多语种TEDx语音识别和翻译公司 (The Multilingual TEDx Corpus for Speech Recognition and Translation) - 专知论文

会员服务 ·

0

TEDx · 语音识别 · Extensibility · Performer · 语音翻译 ·

2021 年 2 月 2 日

The Multilingual TEDx Corpus for Speech Recognition and Translation

翻译：多语种TEDx语音识别和翻译公司

Elizabeth Salesky,Matthew Wiesner,Jacob Bremerman,Roldano Cattoni,Matteo Negri,Marco Turchi,Douglas W. Oard,Matt Post

We present the Multilingual TEDx corpus, built to support speech recognition (ASR) and speech translation (ST) research across many non-English source languages. The corpus is a collection of audio recordings from TEDx talks in 8 source languages. We segment transcripts into sentences and align them to the source-language audio and target-language translations. The corpus is released along with open-sourced code enabling extension to new talks and languages as they become available.

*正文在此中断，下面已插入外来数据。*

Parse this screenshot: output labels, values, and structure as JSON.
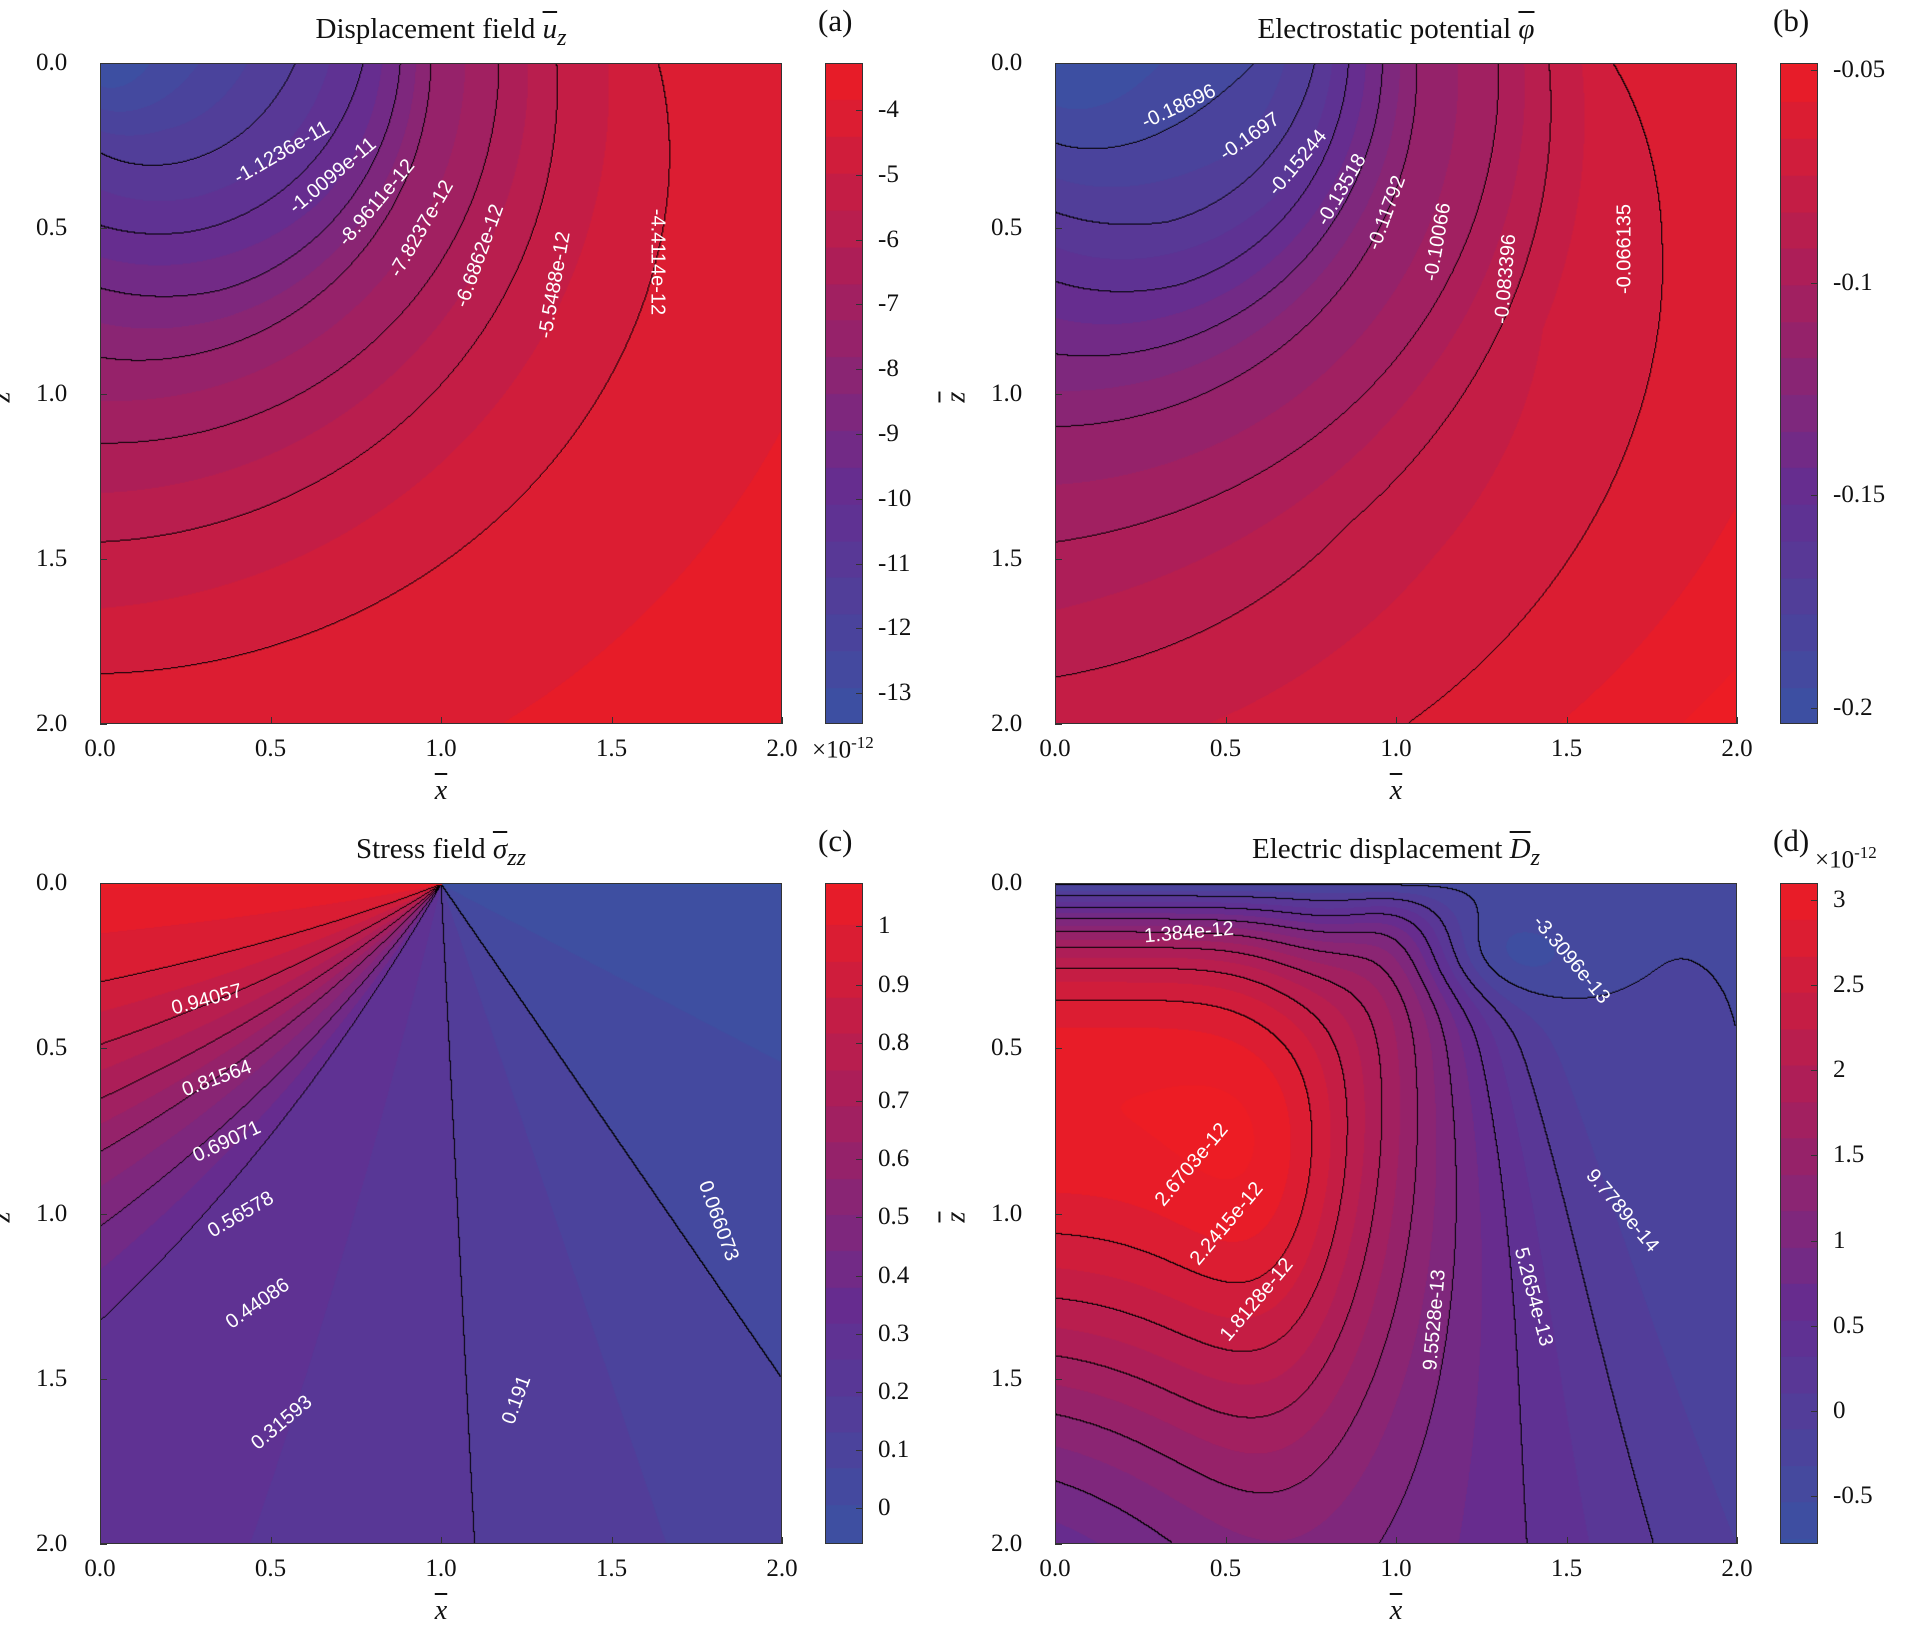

Our corpus creation methodology can be applied to more languages than previous work, and creates multi-way parallel evaluation sets. We provide baselines in multiple ASR and ST settings, including multilingual models to improve translation performance for low-resource language pairs.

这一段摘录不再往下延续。